The main thing is the continued testing of self-driving cars in controlled environments (private roads). Then just continue to improve them, until they are safer than human drivers.
Actually, they have been focusing more on how 18 wheelers will be the safest at first because the highways have less traffic. I wouldn't think it would be safer if someone got hit by one! I am very interested in this topic!
Well, a lady pedestrian in Arizona was killed today by a driverless car owned by Uber. Uber has shut down all of its driverless fleet as a result. There will be ups and downs, of course, but it is inevitable that they take over in the decades ahead.
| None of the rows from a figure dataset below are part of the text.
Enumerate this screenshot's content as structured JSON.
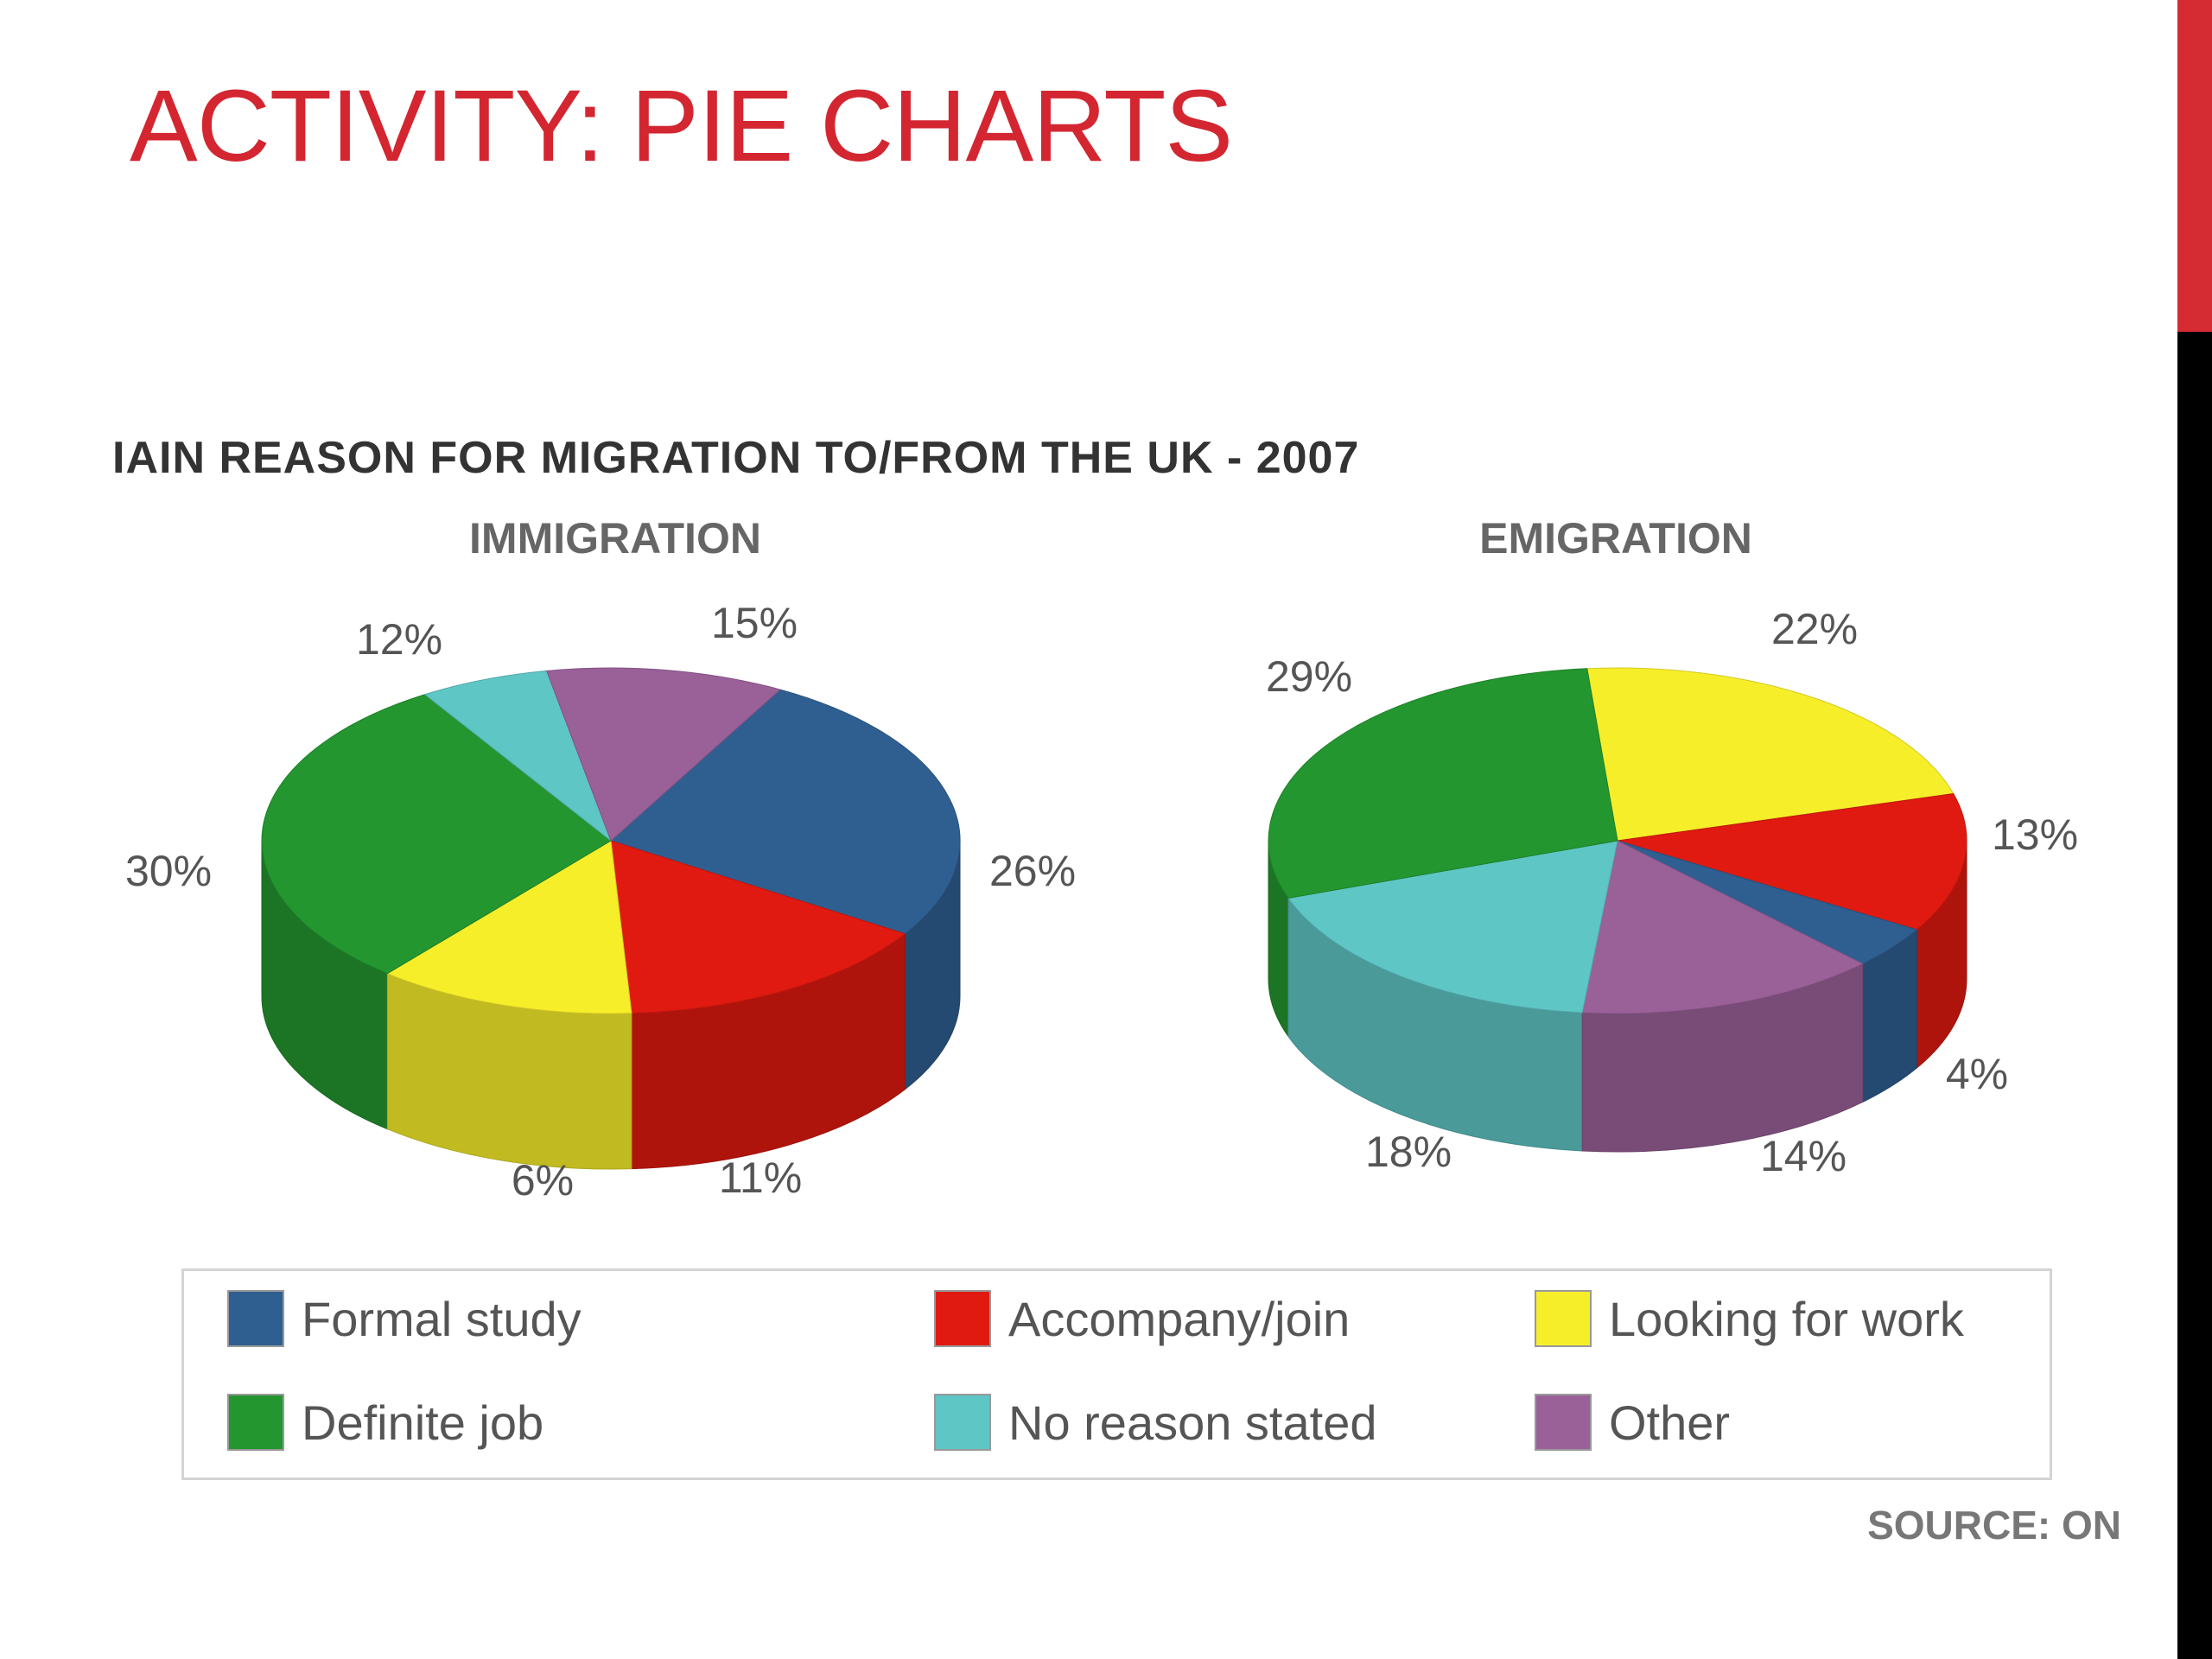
{
  "slide_title": "ACTIVITY: PIE CHARTS",
  "chart_title": "IAIN REASON FOR MIGRATION TO/FROM THE UK - 2007",
  "source": "SOURCE: ON",
  "chart_data": [
    {
      "type": "pie",
      "title": "IMMIGRATION",
      "categories": [
        "Formal study",
        "Accompany/join",
        "Looking for work",
        "Definite job",
        "No reason stated",
        "Other"
      ],
      "values": [
        26,
        15,
        12,
        30,
        6,
        11
      ],
      "labels": [
        "26%",
        "15%",
        "12%",
        "30%",
        "6%",
        "11%"
      ]
    },
    {
      "type": "pie",
      "title": "EMIGRATION",
      "categories": [
        "Looking for work",
        "Accompany/join",
        "Formal study",
        "Other",
        "No reason stated",
        "Definite job"
      ],
      "values": [
        22,
        13,
        4,
        14,
        18,
        29
      ],
      "labels": [
        "22%",
        "13%",
        "4%",
        "14%",
        "18%",
        "29%"
      ]
    }
  ],
  "legend": {
    "placement": "bottom",
    "items": [
      {
        "label": "Formal study",
        "color": "#2f5f91"
      },
      {
        "label": "Accompany/join",
        "color": "#e01a10"
      },
      {
        "label": "Looking for work",
        "color": "#f7ee2a"
      },
      {
        "label": "Definite job",
        "color": "#23962f"
      },
      {
        "label": "No reason stated",
        "color": "#5fc6c6"
      },
      {
        "label": "Other",
        "color": "#9a6199"
      }
    ]
  },
  "colors": {
    "Formal study": "#2f5f91",
    "Accompany/join": "#e01a10",
    "Looking for work": "#f7ee2a",
    "Definite job": "#23962f",
    "No reason stated": "#5fc6c6",
    "Other": "#9a6199",
    "title_red": "#d32630"
  }
}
As sad as it is for that woman and her family, I still reckon they'll be safer in the long run. You see too many accidents that were preventable. On Friday I was heading out of town and joined a couple of other bikers hanging off the back of an ambulance making it's way through very slow motorway traffic. The amount of rapid acceleration followed by a sudden braking as drivers moved over or blocked it's path was incredible and eventually I dropped off and did regular lane splitting. Will emergency services be faster because self-driving vehicles make way more consistently? How many lives saved?
I'm ready for it! I think used under the right circumstances auto-pilot could at least help with approximately 1 out of 4 accidents being a distracted driver. Granted, the technology still has some work to be perfected, but hopefully it won't take another 30-50 years until it happens!
The concept is promising. I see that it could help to decrease the amount of accidents but technologies also can malfunction. Just like people, actually. Even my phone can't work perfectly all the time to say nothing of driverless cars. And yes, I can compare those 2 things, because both phone and cars are functioning due to programming. My idea is that maybe there will be less accidents caused by people. But who knows how many crashes will happen due to mechanism failures?